The legislature has approved additional bills related to recycling and waste management that are now awaiting the governor’s signature, including:

  • SB 928: Requires that no later than December 1, 2022, the Commissioner of the Department of Energy and Environmental Protection, in consultation with retailers, manufacturers, state recycling companies and regional organizations such that the Northeast Recycling Council make recommendations to the Governor and the Environment Committee for recycled content requirements for products sold in the state and for multi-state coordination in the development of such recycled content standards.
  • HB 6496: Enables DEEP to establish a pilot program to beneficially use as backfill certain reclaimed materials generated in Connecticut that may contain very small amounts of solid waste. Under the bill, the Commissioner can authorize four projects using these materials, subject to certain conditions, including that there is no danger or threat to human health, safety or the environment.
  • HB 6503: Defines the requirements for the separation of organic sources and the siting of anaerobic digestion facilities in order to increase the waste management infrastructure of the State. materials separated from organic sources. DEEP is required to establish a voluntary pilot program for municipalities seeking to separate source-separated organics and the Commissioner is again authorized to pass regulations on the specification of compost from source-separated organics and mixed municipal solid waste.

Climate change

A top priority for DEEP was to address the growing threat of climate change, with the legislature adopting the following action:

  • HB 6441: Allows municipalities to create their own stormwater boards. The bill limits charges for agricultural, forest or open land, or properties owned by state or local governments and their agencies, to impervious surfaces that drain into a separate municipal storm sewer system and requires a partial reduction. fees for property owners who use certain stormwater management best practices. The bill expands the powers of municipal flood and erosion control councils to include flood prevention and climate resilience and allows municipalities to enter into agreements to form joint councils. It also expands the functions of the Connecticut Green Bank to include the development of separate programs to finance and otherwise support environmental infrastructure and establishes an Environmental Infrastructure Fund within the bank.

PFAS

The committee looked at PFAS — perfluoroalkyl or polyfluoroalkyl substances. PFAS have many industrial applications and have been widely used in consumer products since the 1940s.

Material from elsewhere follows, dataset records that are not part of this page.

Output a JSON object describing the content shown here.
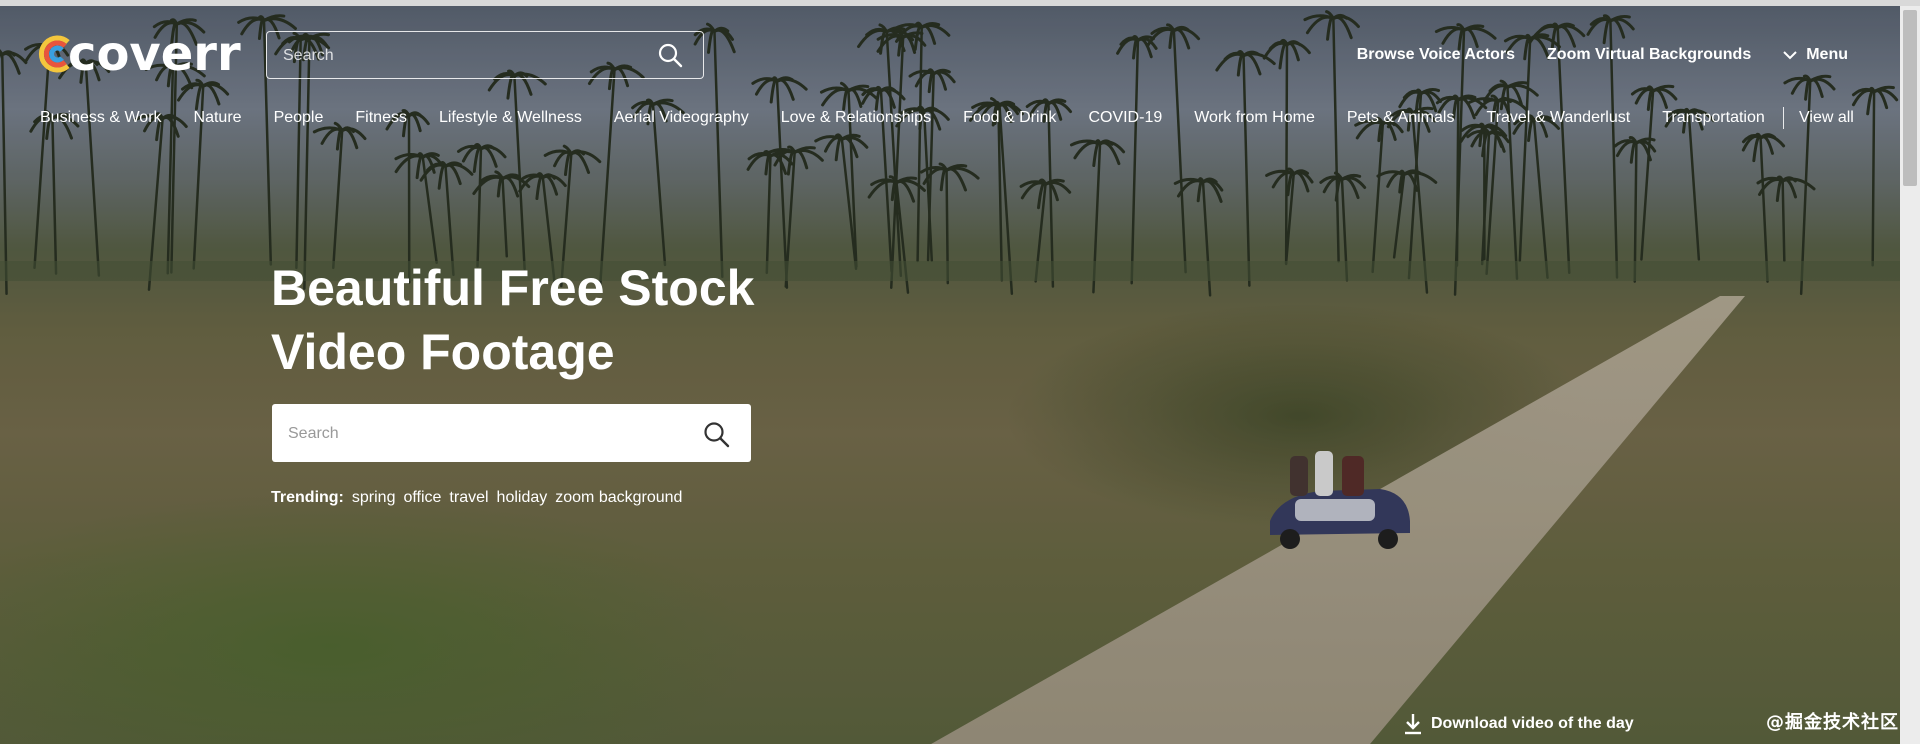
{
  "brand": {
    "name": "coverr"
  },
  "header": {
    "search_placeholder": "Search",
    "links": [
      {
        "label": "Browse Voice Actors"
      },
      {
        "label": "Zoom Virtual Backgrounds"
      }
    ],
    "menu_label": "Menu"
  },
  "categories": [
    "Business & Work",
    "Nature",
    "People",
    "Fitness",
    "Lifestyle & Wellness",
    "Aerial Videography",
    "Love & Relationships",
    "Food & Drink",
    "COVID-19",
    "Work from Home",
    "Pets & Animals",
    "Travel & Wanderlust",
    "Transportation"
  ],
  "view_all_label": "View all",
  "hero": {
    "title_line1": "Beautiful Free Stock",
    "title_line2": "Video Footage",
    "search_placeholder": "Search",
    "trending_label": "Trending:",
    "trending_tags": [
      "spring",
      "office",
      "travel",
      "holiday",
      "zoom background"
    ]
  },
  "download_label": "Download video of the day",
  "watermark": "@掘金技术社区",
  "icons": {
    "search": "search-icon",
    "menu": "chevron-down-icon",
    "download": "download-icon"
  }
}
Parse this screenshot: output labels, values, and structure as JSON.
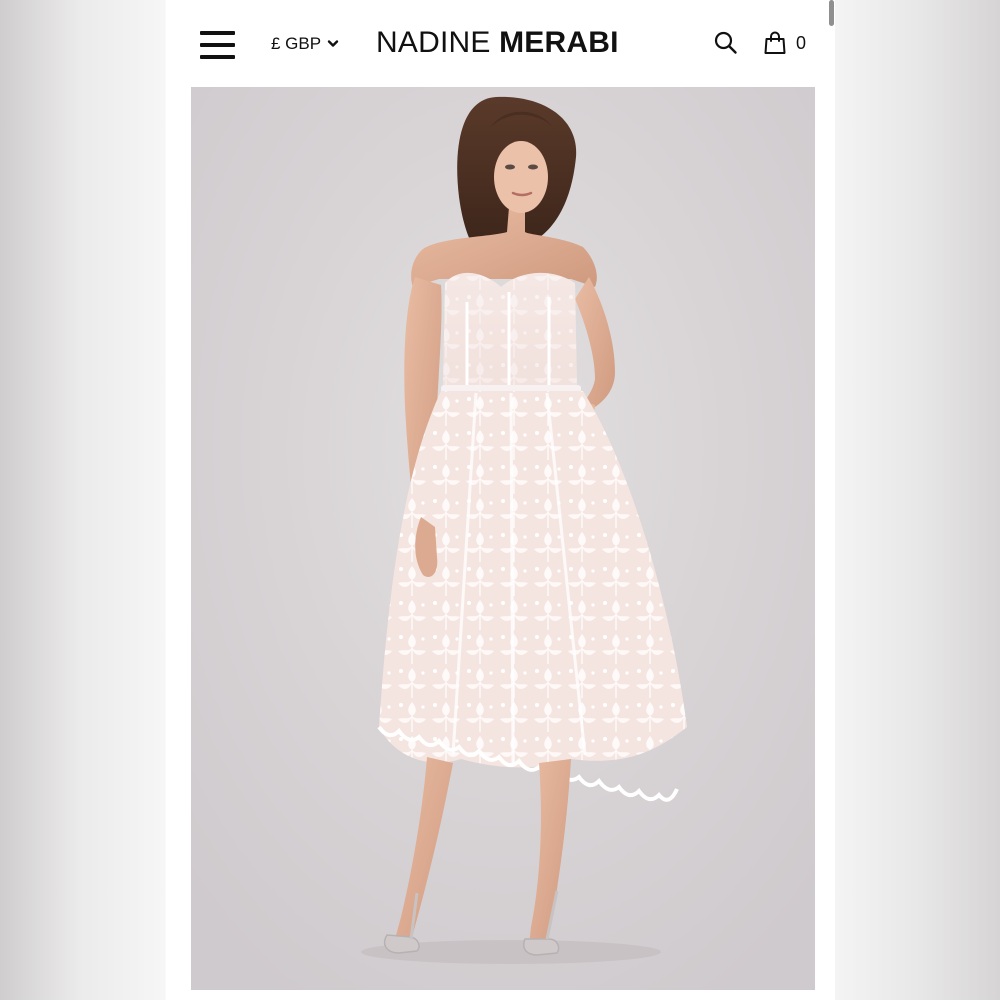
{
  "header": {
    "menu_icon": "hamburger-menu-icon",
    "currency_label": "£ GBP",
    "currency_icon": "chevron-down-icon",
    "brand_light": "NADINE",
    "brand_bold": "MERABI",
    "search_icon": "search-icon",
    "bag_icon": "shopping-bag-icon",
    "bag_count": "0"
  },
  "product": {
    "image": "model-wearing-strapless-white-lace-midi-dress-photo"
  },
  "colors": {
    "text": "#111111",
    "background": "#ffffff",
    "photo_backdrop": "#d8d4d6"
  }
}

SB 837, which prohibits the use of Class B fire-fighting foam containing an intentionally added PFAS in any amount for training or testing purposes, with few exceptions, was passed by the Senate and House.

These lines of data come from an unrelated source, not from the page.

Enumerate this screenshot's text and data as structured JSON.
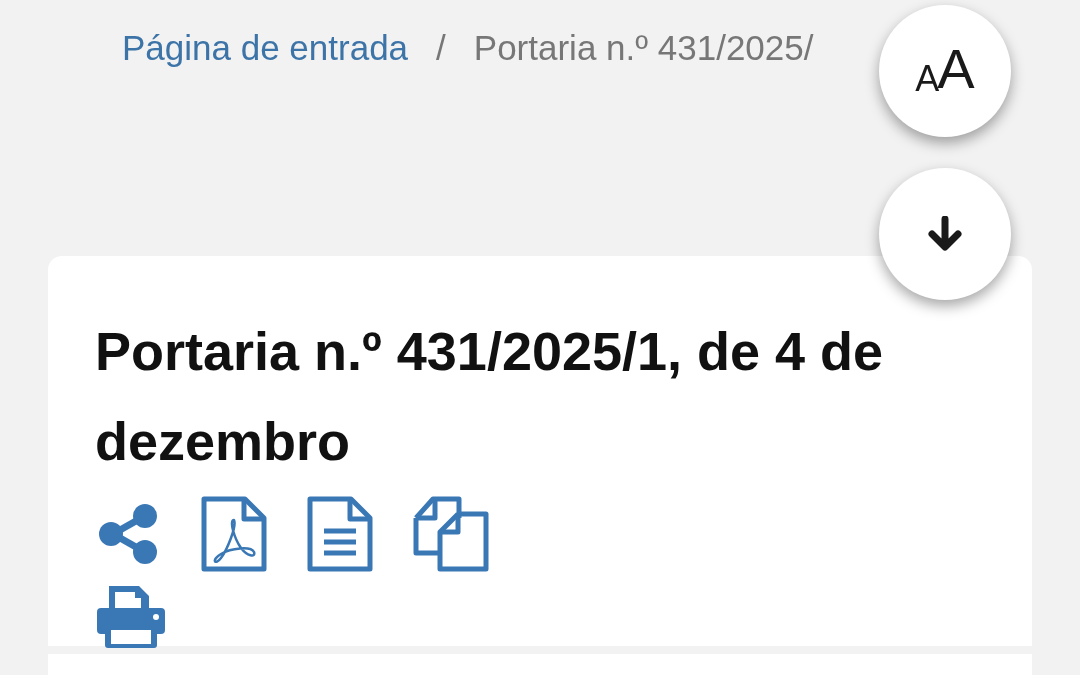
{
  "breadcrumb": [
    {
      "label": "Página de entrada",
      "kind": "link"
    },
    {
      "label": "Portaria n.º 431/2025/",
      "kind": "current"
    }
  ],
  "breadcrumb_separator": "/",
  "font_size_button": {
    "small": "A",
    "large": "A"
  },
  "document": {
    "title": "Portaria n.º 431/2025/1, de 4 de dezembro",
    "actions": [
      {
        "kind": "share"
      },
      {
        "kind": "pdf"
      },
      {
        "kind": "text"
      },
      {
        "kind": "copy"
      },
      {
        "kind": "print"
      }
    ]
  }
}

The bill was amended to also include a ban on the use of PFAS intentionally introduced into food packaging by December 31, 2023.

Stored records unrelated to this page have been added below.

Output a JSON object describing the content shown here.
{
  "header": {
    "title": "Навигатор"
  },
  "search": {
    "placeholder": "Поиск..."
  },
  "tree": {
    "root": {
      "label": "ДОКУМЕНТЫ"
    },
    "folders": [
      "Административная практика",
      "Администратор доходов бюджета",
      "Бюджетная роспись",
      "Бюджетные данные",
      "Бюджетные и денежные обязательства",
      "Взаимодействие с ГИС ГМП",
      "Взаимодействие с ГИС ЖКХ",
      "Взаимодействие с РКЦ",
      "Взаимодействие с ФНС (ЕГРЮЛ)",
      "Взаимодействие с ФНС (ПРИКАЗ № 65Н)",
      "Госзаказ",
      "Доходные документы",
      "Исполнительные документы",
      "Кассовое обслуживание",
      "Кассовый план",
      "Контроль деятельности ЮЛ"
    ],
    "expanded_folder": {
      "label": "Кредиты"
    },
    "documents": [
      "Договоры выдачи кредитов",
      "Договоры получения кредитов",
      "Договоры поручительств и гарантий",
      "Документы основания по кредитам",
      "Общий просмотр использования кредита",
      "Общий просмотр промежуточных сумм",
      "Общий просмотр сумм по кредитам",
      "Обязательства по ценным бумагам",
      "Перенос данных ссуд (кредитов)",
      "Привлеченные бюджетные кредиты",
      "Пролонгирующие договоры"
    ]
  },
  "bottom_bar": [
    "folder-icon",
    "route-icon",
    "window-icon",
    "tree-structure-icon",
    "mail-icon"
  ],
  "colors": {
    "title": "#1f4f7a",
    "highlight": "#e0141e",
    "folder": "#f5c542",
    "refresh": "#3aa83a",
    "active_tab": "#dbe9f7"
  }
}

All new packaging must be approved by DEEP through its certification process.

While the CBIA recognizes the risk to human health and the environment, lawmakers need to deepen the science behind PFAS, given that not all PFAS pose the same risk to human health and the environment and are an integral part many production processes.

Failure of measurements

The following bills did not obtain the approval of both houses:

  • SB 884: The Transportation Climate Initiative has enabled DEEP to create a cap-and-trade program on transportation fossil fuels. Although this bill did not leave the ordinary legislative session, the Speaker of the House indicated that it could be included in the program of execution of the budget in extraordinary session.
  • SB 931: Demands that Commissioner DEEP examine the impacts of adopting California standards for medium and heavy-duty vehicles in Connecticut. If the commissioner determines that it would be beneficial to achieve the state’s objectives, the commissioner may promulgate and implement regulations provided that at least five other states, including one in the Northeast, have them. made.

ACAA applauds committee leadership for not taking action HB 5751, which would make building solar power plants in Connecticut much heavier as the state seeks to increase renewable energy sources.